Titolare il profano con il Sacro. Ricercare l’inquadratura perfetta. Ossessivamente. Rappresentare il quotidiano, forse costruito a tavolino, come fosse un tal quale. Il film-documentario di Gianfranco Rosi contiene in sé tutti questi aspetti, ed altri ancora. Piccole sfumature di racconto presentate in maniera circolare, senza inizio né fine, riprendendo esattamente la forma del Grande Raccordo Anulare, l’anello di asfalto che cinge la capitale.
L’opera è vincitrice del Leone d’Oro al miglior film alla 70ª Mostra del Cinema di Venezia, il primo documentario ad aggiudicarsi un simile riconoscimento. L’eccezionale capacità di Rosi nel rappresentare la bellezza di un luogo fatto sostanzialmente di asfalto e sterpaglie, meritava un riconoscimento. Il luogo è effettivamente un’area dimenticata, ritenuta semplicemente funzionale al raggiungimento del centro della città, dove si trova un’altra bellezza, quella più celebre e monumentale. La passione per le “città invisibili” di Rosi porta il regista ad indagare il Gra lungo i suoi 70 kilometri.
L’idea originale è di Nicolò Bassetti, paesaggista-urbanista che ha girato il Raccordo a piedi, zaino in spalla, conoscendo e fotografando i protagonisti del film. Qui si aggiunge Rosi che si unisce al progetto che successivamente diverrà film-documentario, libro (di Niccolò Bassetti e Sapo Matteucci, edizioni Quodlibet) e prossimamente una mostra, ancora in fase di realizzazione. Si sceglie di narrare la vita degli abitanti di zona bypassando la struttura classica del documentario: non c’è commento, voce narrante o presentazione, luoghi e personaggi si mostrano da sé, per ciò che sono.

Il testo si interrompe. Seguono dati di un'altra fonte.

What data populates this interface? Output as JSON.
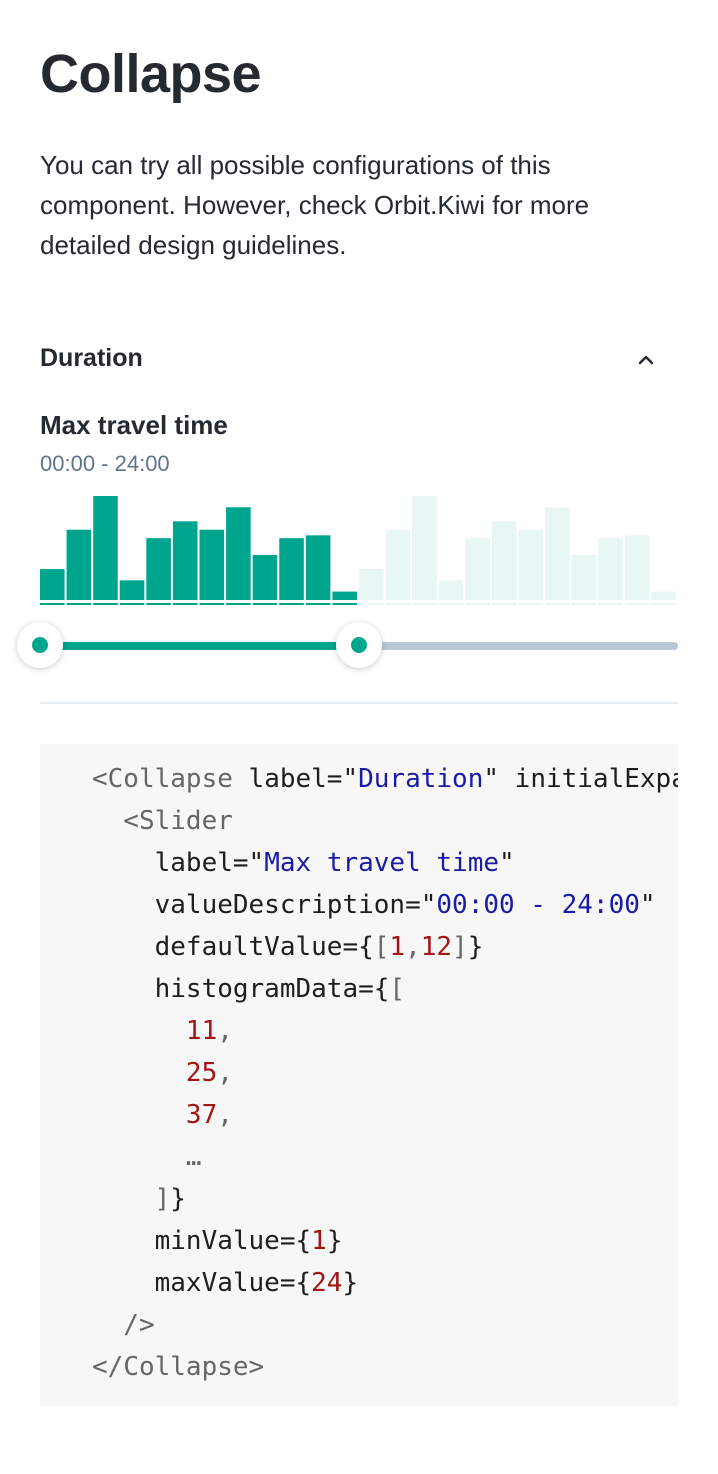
{
  "page": {
    "title": "Collapse",
    "intro": "You can try all possible configurations of this component. However, check Orbit.Kiwi for more detailed design guidelines."
  },
  "collapse": {
    "label": "Duration",
    "expanded": true,
    "chevron_icon": "chevron-up-icon"
  },
  "slider": {
    "label": "Max travel time",
    "value_description": "00:00 - 24:00",
    "min": 1,
    "max": 24,
    "selected_range": [
      1,
      12
    ],
    "histogram": [
      11,
      25,
      37,
      7,
      22,
      28,
      25,
      33,
      16,
      22,
      23,
      3,
      11,
      25,
      37,
      7,
      22,
      28,
      25,
      33,
      16,
      22,
      23,
      3
    ],
    "colors": {
      "active": "#00a58e",
      "inactive": "#e8f6f4",
      "track": "#bac7d5"
    }
  },
  "code": {
    "lines": [
      [
        [
          "<",
          "punc"
        ],
        [
          "Collapse",
          "punc"
        ],
        [
          " label=",
          "attr"
        ],
        [
          "\"",
          "attr"
        ],
        [
          "Duration",
          "str"
        ],
        [
          "\"",
          "attr"
        ],
        [
          " initialExpanded",
          "attr"
        ]
      ],
      [
        [
          "  <",
          "punc"
        ],
        [
          "Slider",
          "punc"
        ]
      ],
      [
        [
          "    label=",
          "attr"
        ],
        [
          "\"",
          "attr"
        ],
        [
          "Max travel time",
          "str"
        ],
        [
          "\"",
          "attr"
        ]
      ],
      [
        [
          "    valueDescription=",
          "attr"
        ],
        [
          "\"",
          "attr"
        ],
        [
          "00:00 - 24:00",
          "str"
        ],
        [
          "\"",
          "attr"
        ]
      ],
      [
        [
          "    defaultValue=",
          "attr"
        ],
        [
          "{",
          "attr"
        ],
        [
          "[",
          "punc"
        ],
        [
          "1",
          "num"
        ],
        [
          ",",
          "punc"
        ],
        [
          "12",
          "num"
        ],
        [
          "]",
          "punc"
        ],
        [
          "}",
          "attr"
        ]
      ],
      [
        [
          "    histogramData=",
          "attr"
        ],
        [
          "{",
          "attr"
        ],
        [
          "[",
          "punc"
        ]
      ],
      [
        [
          "      ",
          "attr"
        ],
        [
          "11",
          "num"
        ],
        [
          ",",
          "punc"
        ]
      ],
      [
        [
          "      ",
          "attr"
        ],
        [
          "25",
          "num"
        ],
        [
          ",",
          "punc"
        ]
      ],
      [
        [
          "      ",
          "attr"
        ],
        [
          "37",
          "num"
        ],
        [
          ",",
          "punc"
        ]
      ],
      [
        [
          "      …",
          "punc"
        ]
      ],
      [
        [
          "    ]",
          "punc"
        ],
        [
          "}",
          "attr"
        ]
      ],
      [
        [
          "    minValue=",
          "attr"
        ],
        [
          "{",
          "attr"
        ],
        [
          "1",
          "num"
        ],
        [
          "}",
          "attr"
        ]
      ],
      [
        [
          "    maxValue=",
          "attr"
        ],
        [
          "{",
          "attr"
        ],
        [
          "24",
          "num"
        ],
        [
          "}",
          "attr"
        ]
      ],
      [
        [
          "  />",
          "punc"
        ]
      ],
      [
        [
          "</",
          "punc"
        ],
        [
          "Collapse",
          "punc"
        ],
        [
          ">",
          "punc"
        ]
      ]
    ]
  }
}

Così l’autostrada è presa un po’ dall’alto, un po’ nel dettaglio, se ascoltata da lontano appare come un mostro che emette suoni sinistri e profondi, ma che risulta piacevole alla vista, perché Rosi non lascia niente al caso. Le storie sono quelle degli abitanti di zona, ognuno decadente, a modo suo, ma vero, verissimo.

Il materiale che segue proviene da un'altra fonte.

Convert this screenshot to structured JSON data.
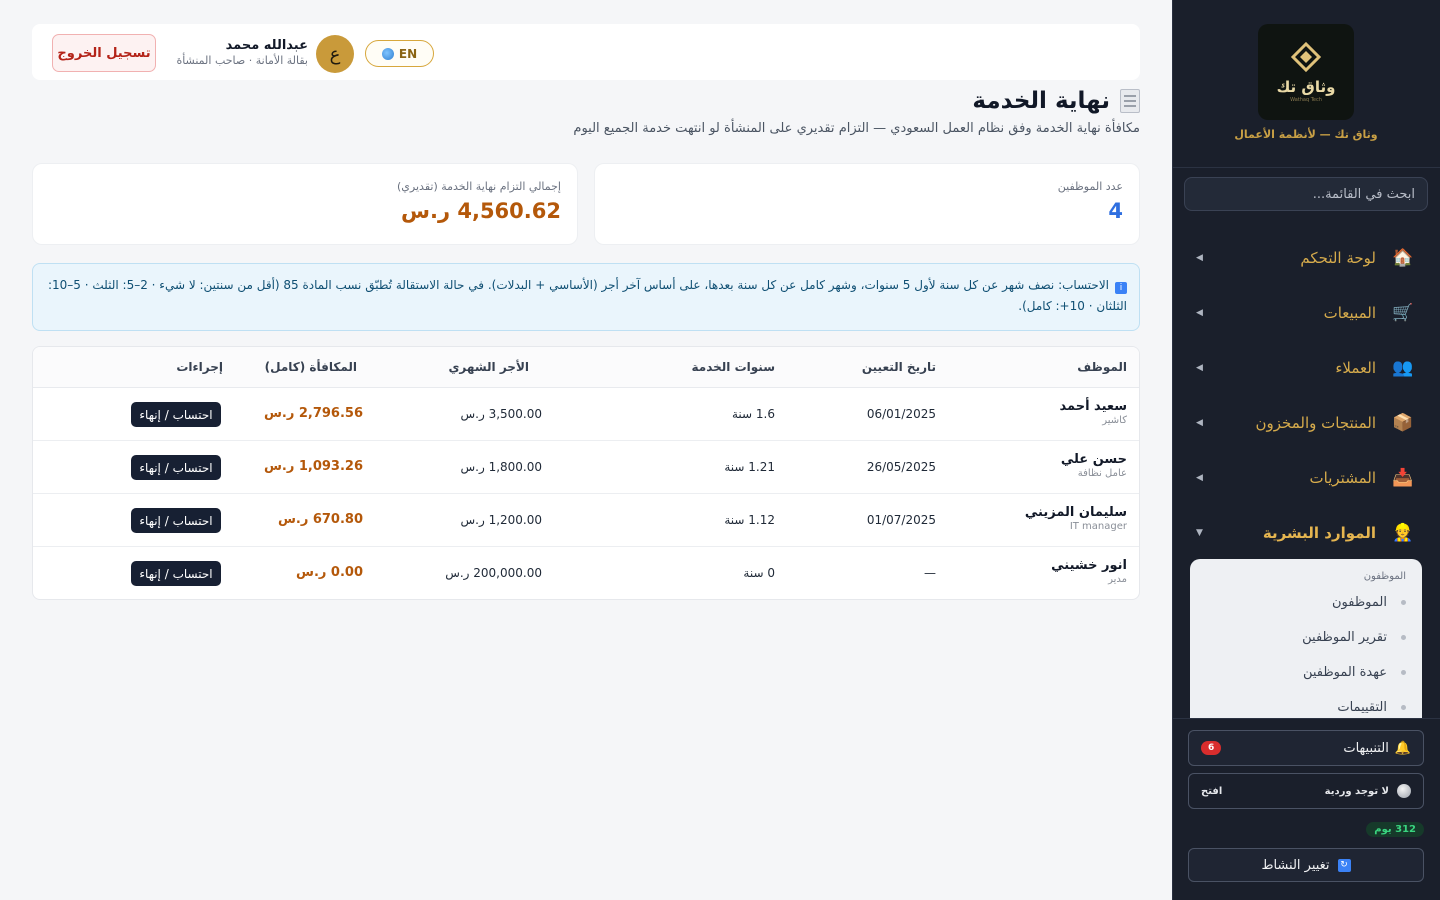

La bravura del regista, in questa fase, è ineccepibile. Non c’è la tipica assuefazione all’immagine che ormai ci coinvolge tutti e che ci ha resi, in qualche modo, personaggi grossolanamente artefatti. Non c’è facebook, non c’è selfie, c’è solo la naturalità dei gesti dei protagonisti, quando mangiano un panino con la mortadella, o si tolgono la tuta del lavoro, persino quando presentano se stessi.
Non c’è alcun collegamento fra le diverse vite che compongono il paesaggio urbano, se non quello di essere tutte attraversate da un unico anello di asfalto. I protagonisti appaiono a tratti alieni, persi nelle loro singole passioni, come quella delle anguille o degli insetti, reduci da vecchie glorie, di quando si era giovani prostitute o principi barocchi.
Sembra che non abbiano niente a che vedere con l’oggi, come se vivessero in un incanto dato dal luogo, dimenticati come il luogo stesso. Storie che si intervallano ad inquadrature lente e silenziose del contesto, forse troppo lente, a rischio di apparire auto-celebrative. Un neo nella perfezione.